On 22 August, an all staff and all students email was sent to inform the community about the issue and provide links for further information. Two communication sessions, one in English and one in Cantonese, were delivered on 26 and 28 August, providing latest situation of EVD in West Africa, the risk and preparation at the HKUST campus. The two sessions were videotaped and put on the UST Video Channel for colleagues and students who could not make it to the presentations.
Subsequently, a working level meeting was called, involving relevant colleagues from FMO-Security, FMO-Housekeeping, SHRLO, and SAO, to review existing response procedures of cleaning up blood, bodily fluids and vomit as well as handling of patients with potentially infectious diseases. The updated procedures will provide a basis for unified and coherent response actions when handling cases of potentially serious infectious diseases, such as EVD.

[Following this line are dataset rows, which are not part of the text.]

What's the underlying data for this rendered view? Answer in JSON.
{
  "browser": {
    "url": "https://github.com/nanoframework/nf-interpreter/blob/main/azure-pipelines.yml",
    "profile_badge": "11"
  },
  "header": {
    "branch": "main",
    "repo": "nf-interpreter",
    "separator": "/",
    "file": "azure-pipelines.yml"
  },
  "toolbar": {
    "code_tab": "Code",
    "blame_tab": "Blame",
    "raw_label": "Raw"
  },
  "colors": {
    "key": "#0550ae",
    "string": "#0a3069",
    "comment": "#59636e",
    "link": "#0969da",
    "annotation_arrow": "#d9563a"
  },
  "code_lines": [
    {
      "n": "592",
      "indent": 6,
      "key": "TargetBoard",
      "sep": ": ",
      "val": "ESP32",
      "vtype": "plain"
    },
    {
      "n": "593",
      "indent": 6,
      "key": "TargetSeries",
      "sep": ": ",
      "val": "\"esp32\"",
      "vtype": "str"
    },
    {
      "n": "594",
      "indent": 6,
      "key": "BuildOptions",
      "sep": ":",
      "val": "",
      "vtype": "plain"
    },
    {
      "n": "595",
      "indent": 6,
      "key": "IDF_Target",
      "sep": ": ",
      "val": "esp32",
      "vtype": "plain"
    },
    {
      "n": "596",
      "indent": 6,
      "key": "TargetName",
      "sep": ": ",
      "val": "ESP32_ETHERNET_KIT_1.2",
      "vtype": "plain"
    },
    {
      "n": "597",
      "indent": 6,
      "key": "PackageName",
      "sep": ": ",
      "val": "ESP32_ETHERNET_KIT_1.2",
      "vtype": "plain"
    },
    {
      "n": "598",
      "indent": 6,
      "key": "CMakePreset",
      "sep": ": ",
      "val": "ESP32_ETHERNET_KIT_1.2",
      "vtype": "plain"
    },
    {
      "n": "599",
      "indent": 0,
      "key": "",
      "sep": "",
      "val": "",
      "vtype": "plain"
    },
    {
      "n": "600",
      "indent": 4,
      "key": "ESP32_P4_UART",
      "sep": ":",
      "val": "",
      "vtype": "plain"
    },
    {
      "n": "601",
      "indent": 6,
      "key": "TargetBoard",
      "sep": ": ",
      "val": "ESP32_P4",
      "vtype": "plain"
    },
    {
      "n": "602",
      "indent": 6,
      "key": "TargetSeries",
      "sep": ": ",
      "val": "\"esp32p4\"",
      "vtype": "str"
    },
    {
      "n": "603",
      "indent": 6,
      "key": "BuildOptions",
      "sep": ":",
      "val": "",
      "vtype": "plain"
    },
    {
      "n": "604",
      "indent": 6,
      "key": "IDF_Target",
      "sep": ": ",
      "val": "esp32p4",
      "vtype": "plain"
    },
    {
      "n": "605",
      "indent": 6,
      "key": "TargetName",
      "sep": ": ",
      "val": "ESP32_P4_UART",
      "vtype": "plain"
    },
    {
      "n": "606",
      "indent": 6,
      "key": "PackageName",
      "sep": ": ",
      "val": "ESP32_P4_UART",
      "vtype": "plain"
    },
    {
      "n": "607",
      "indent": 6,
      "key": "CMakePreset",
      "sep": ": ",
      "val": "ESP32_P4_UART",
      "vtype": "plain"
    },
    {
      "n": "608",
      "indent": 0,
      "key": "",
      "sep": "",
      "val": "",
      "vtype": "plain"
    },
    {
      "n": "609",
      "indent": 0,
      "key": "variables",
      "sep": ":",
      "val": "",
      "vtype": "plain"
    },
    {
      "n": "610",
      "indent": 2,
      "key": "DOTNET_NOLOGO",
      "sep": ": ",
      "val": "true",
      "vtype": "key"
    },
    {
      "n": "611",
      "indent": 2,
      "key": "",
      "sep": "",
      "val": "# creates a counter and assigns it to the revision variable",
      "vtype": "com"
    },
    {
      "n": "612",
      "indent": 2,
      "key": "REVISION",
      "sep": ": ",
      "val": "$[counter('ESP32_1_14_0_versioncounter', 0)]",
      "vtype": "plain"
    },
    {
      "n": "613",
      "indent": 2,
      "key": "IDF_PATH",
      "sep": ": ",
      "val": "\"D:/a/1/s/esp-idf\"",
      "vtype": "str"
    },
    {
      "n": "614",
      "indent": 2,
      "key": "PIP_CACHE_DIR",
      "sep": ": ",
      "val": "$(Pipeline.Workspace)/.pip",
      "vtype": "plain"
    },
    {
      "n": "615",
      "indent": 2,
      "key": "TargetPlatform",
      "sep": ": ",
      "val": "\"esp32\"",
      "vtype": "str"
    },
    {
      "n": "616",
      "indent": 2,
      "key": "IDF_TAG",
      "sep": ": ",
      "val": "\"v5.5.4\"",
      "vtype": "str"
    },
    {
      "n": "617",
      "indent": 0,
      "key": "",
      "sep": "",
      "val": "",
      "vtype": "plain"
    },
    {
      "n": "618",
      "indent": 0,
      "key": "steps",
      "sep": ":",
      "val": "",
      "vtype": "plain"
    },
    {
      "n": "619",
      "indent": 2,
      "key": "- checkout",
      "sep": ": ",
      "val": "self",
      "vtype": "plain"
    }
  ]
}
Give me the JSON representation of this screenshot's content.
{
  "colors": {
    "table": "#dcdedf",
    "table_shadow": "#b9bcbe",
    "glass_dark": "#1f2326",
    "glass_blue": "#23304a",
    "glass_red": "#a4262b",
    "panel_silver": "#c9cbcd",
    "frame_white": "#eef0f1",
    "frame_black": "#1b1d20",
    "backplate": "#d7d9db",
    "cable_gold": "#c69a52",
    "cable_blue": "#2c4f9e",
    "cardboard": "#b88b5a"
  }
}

While the situation in West Africa seems to be getting worse, and WHO predicts that it will take months before this wave of EVD epidemic is brought under control, the risk of EVD spreading to countries and regions with developed health care system, such as Hong Kong, and causing further spread of the disease remains very low. However, we must all be prepared. Maintaining good personal and environmental hygiene is always an indispensible cornerstone in safeguarding the health of ourselves and our community.